IgA testing is also used to assess food sensitivities. IgA is the first line of defence against infection by preventing bacterial and viral adhesion to epithelial (our protective body surface lining) cells and by neutralisating them. This testing shows damaged mucosal reactions in the mouth, nose, lungs, stomach and intestines, bladder and more.

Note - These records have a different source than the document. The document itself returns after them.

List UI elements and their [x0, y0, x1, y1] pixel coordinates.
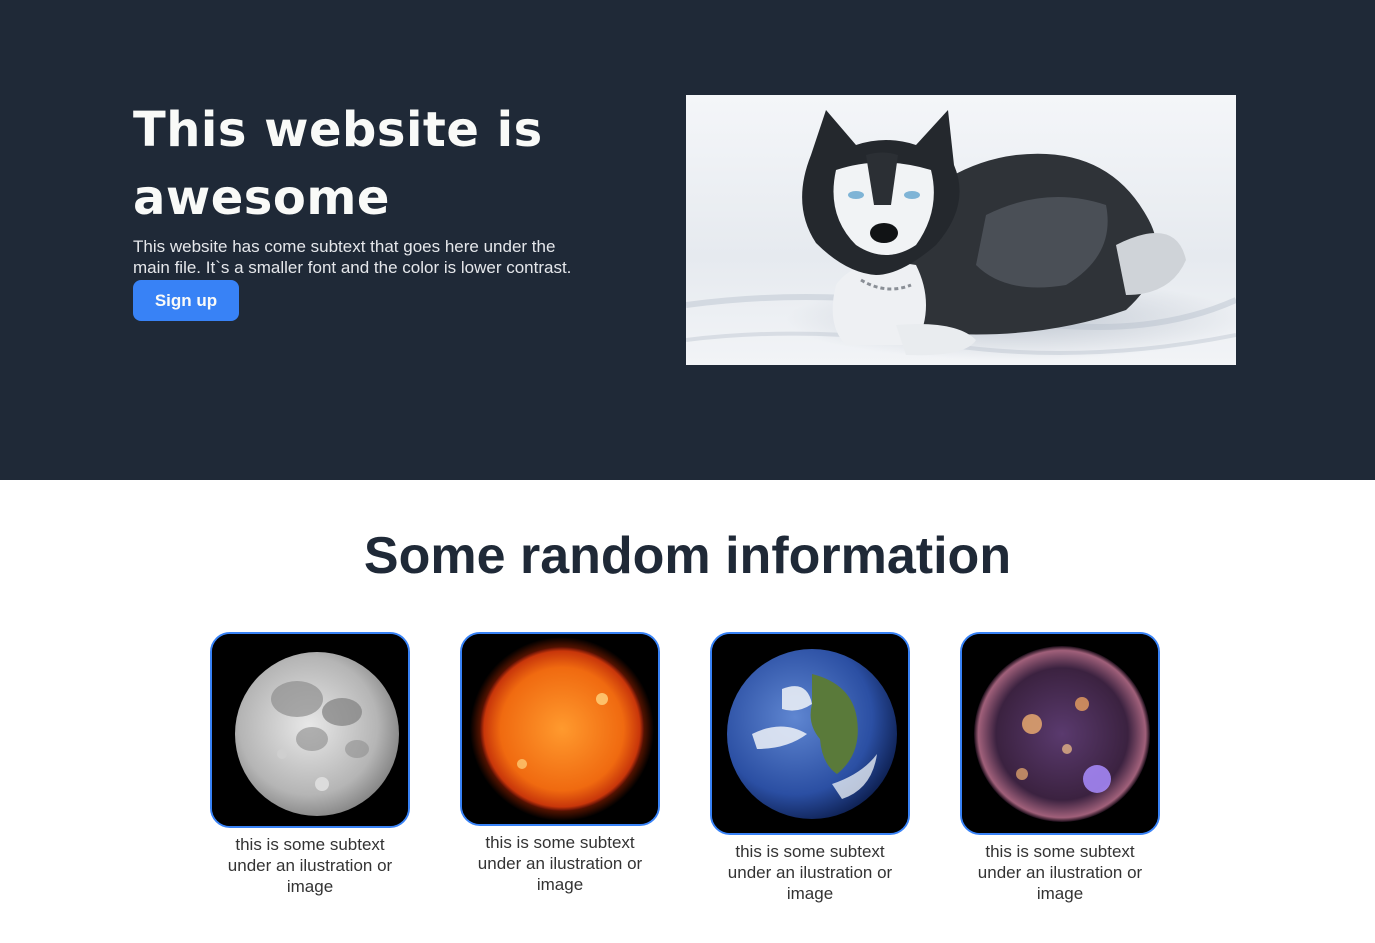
husky-in-snow-image [686, 95, 1236, 365]
solar-flare-image [960, 632, 1160, 835]
hero-title: This website is awesome [133, 102, 543, 226]
info-card-earth: this is some subtext under an ilustratio… [708, 632, 912, 904]
hero-section: This website is awesome This website has… [0, 0, 1375, 480]
card-caption: this is some subtext under an ilustratio… [227, 835, 393, 896]
info-card-solar-flare: this is some subtext under an ilustratio… [958, 632, 1162, 904]
moon-image [210, 632, 410, 828]
info-card-moon: this is some subtext under an ilustratio… [208, 632, 412, 897]
hero-subtitle: This website has come subtext that goes … [133, 237, 572, 277]
sign-up-button[interactable]: Sign up [133, 280, 239, 321]
earth-image [710, 632, 910, 835]
card-caption: this is some subtext under an ilustratio… [477, 833, 643, 894]
hero-text-block: This website is awesome This website has… [133, 96, 603, 321]
info-section-title: Some random information [363, 527, 1012, 585]
card-caption: this is some subtext under an ilustratio… [977, 842, 1143, 903]
info-card-sun: this is some subtext under an ilustratio… [458, 632, 662, 895]
card-caption: this is some subtext under an ilustratio… [727, 842, 893, 903]
sun-image [460, 632, 660, 826]
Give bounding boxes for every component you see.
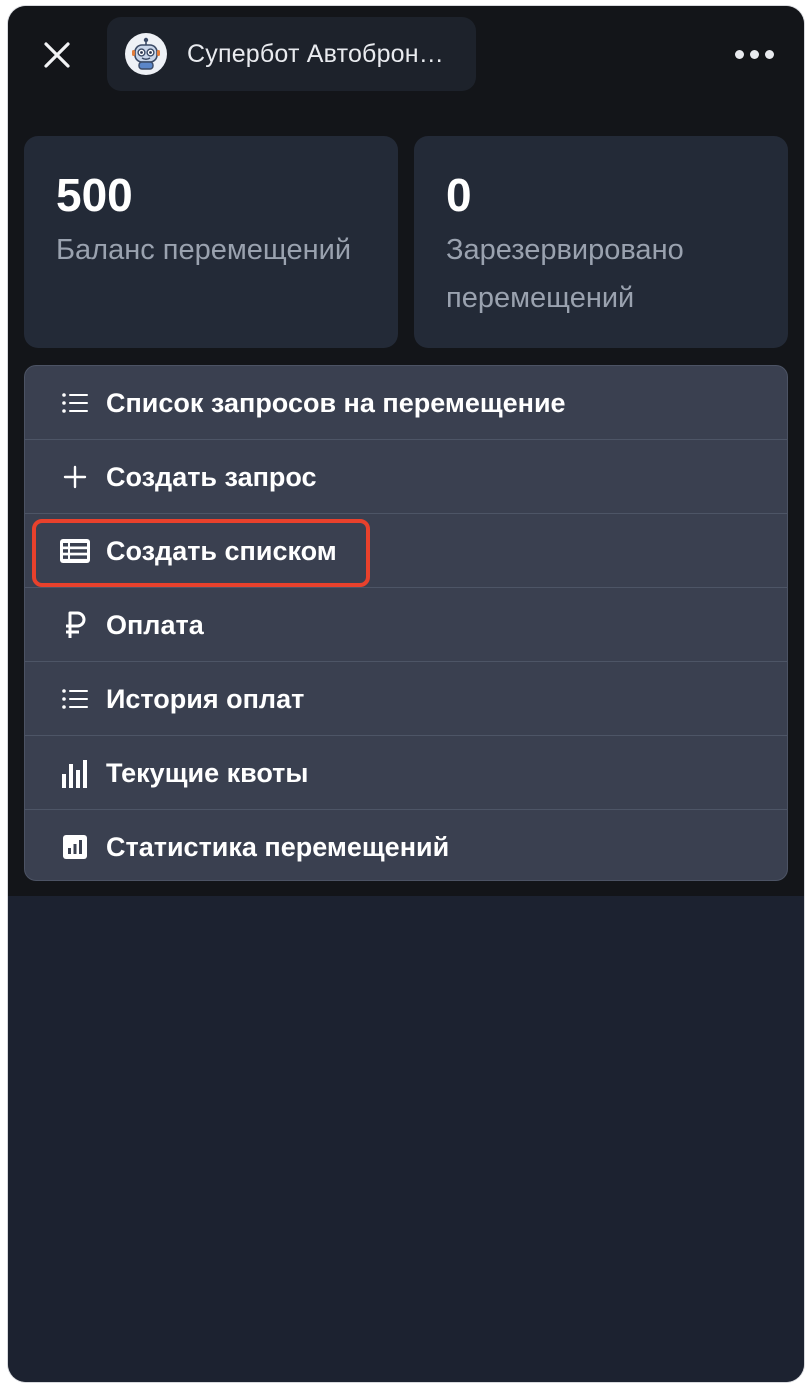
close-button[interactable] bbox=[34, 32, 80, 78]
menu-item-create-request[interactable]: Создать запрос bbox=[25, 440, 787, 514]
menu-item-create-by-list[interactable]: Создать списком bbox=[25, 514, 787, 588]
chart-square-icon bbox=[59, 831, 91, 863]
main-menu: Список запросов на перемещение Создать з… bbox=[24, 365, 788, 881]
menu-item-label: Создать запрос bbox=[106, 461, 317, 492]
list-icon bbox=[59, 387, 91, 419]
stat-value: 500 bbox=[56, 169, 133, 221]
content-area: Супербот Автоброн… 500 Баланс перемещени… bbox=[8, 6, 804, 896]
menu-item-payment-history[interactable]: История оплат bbox=[25, 662, 787, 736]
stat-label: Зарезервировано перемещений bbox=[446, 234, 684, 314]
menu-item-move-statistics[interactable]: Статистика перемещений bbox=[25, 810, 787, 880]
ruble-icon bbox=[59, 609, 91, 641]
bar-chart-icon bbox=[59, 757, 91, 789]
menu-item-label: Статистика перемещений bbox=[106, 831, 450, 862]
plus-icon bbox=[59, 461, 91, 493]
menu-item-label: История оплат bbox=[106, 683, 305, 714]
more-button[interactable] bbox=[728, 34, 780, 74]
menu-item-label: Создать списком bbox=[106, 535, 337, 566]
menu-item-label: Список запросов на перемещение bbox=[106, 387, 566, 418]
close-icon bbox=[44, 42, 70, 68]
menu-item-request-list[interactable]: Список запросов на перемещение bbox=[25, 366, 787, 440]
more-dots-icon bbox=[734, 49, 744, 59]
stat-label: Баланс перемещений bbox=[56, 234, 352, 266]
menu-item-label: Оплата bbox=[106, 609, 204, 640]
bot-title: Супербот Автоброн… bbox=[187, 39, 444, 68]
menu-item-payment[interactable]: Оплата bbox=[25, 588, 787, 662]
menu-item-current-quotas[interactable]: Текущие квоты bbox=[25, 736, 787, 810]
stat-card-balance: 500 Баланс перемещений bbox=[24, 136, 398, 348]
menu-item-label: Текущие квоты bbox=[106, 757, 309, 788]
stat-card-reserved: 0 Зарезервировано перемещений bbox=[414, 136, 788, 348]
app-window: Супербот Автоброн… 500 Баланс перемещени… bbox=[8, 6, 804, 1382]
table-list-icon bbox=[59, 535, 91, 567]
list-icon bbox=[59, 683, 91, 715]
bot-title-pill[interactable]: Супербот Автоброн… bbox=[107, 17, 476, 91]
stat-value: 0 bbox=[446, 169, 472, 221]
empty-area bbox=[8, 896, 804, 1382]
bot-avatar-icon bbox=[125, 33, 167, 75]
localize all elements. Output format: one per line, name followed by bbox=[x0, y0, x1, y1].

For identifying food sensitivities, I have not found any testing to be as reliable as elimination diets. But I do use combined IgG and IgA testing on occasion when general eradication has been achieved by a client yet a food response is ongoing.

What exactly gets tested?

Most food sensitivity testing is done with raw food only. This is problematic because proteins in food change when cooked, therefore you may react to food in either or both forms. This means that most testing gives you only part of the picture.

Elimination diet

The truly gold standard practice of identifying food sensitivities involves a temporary elimination diet followed by the controlled reintroduction of foods. Foods suspected of causing symptoms are removed from the diet – commonly gluten/gliadin, dairy, corn, soy, sugar – and when symptoms are gone after 2-3 weeks, only that food is reintroduced to see if symptoms return.

listening to your body

Also, I find listening to the body useful. If something suddenly tastes bad or smells off to you, your body probably doesn’t want or need it at that time. Your taste system (when it’s not being manipulated by big food) can be your body’s barometer to what is or isn’t the best thing to be eating.

food sensitivities don’t need to be forever

Also remember that just because you might have a sensitivity to a food now, it doesn’t mean this is for life. Resting from foods you are sensitive to for six months while you heal your gut and strengthen your liver can reverse sensitivities.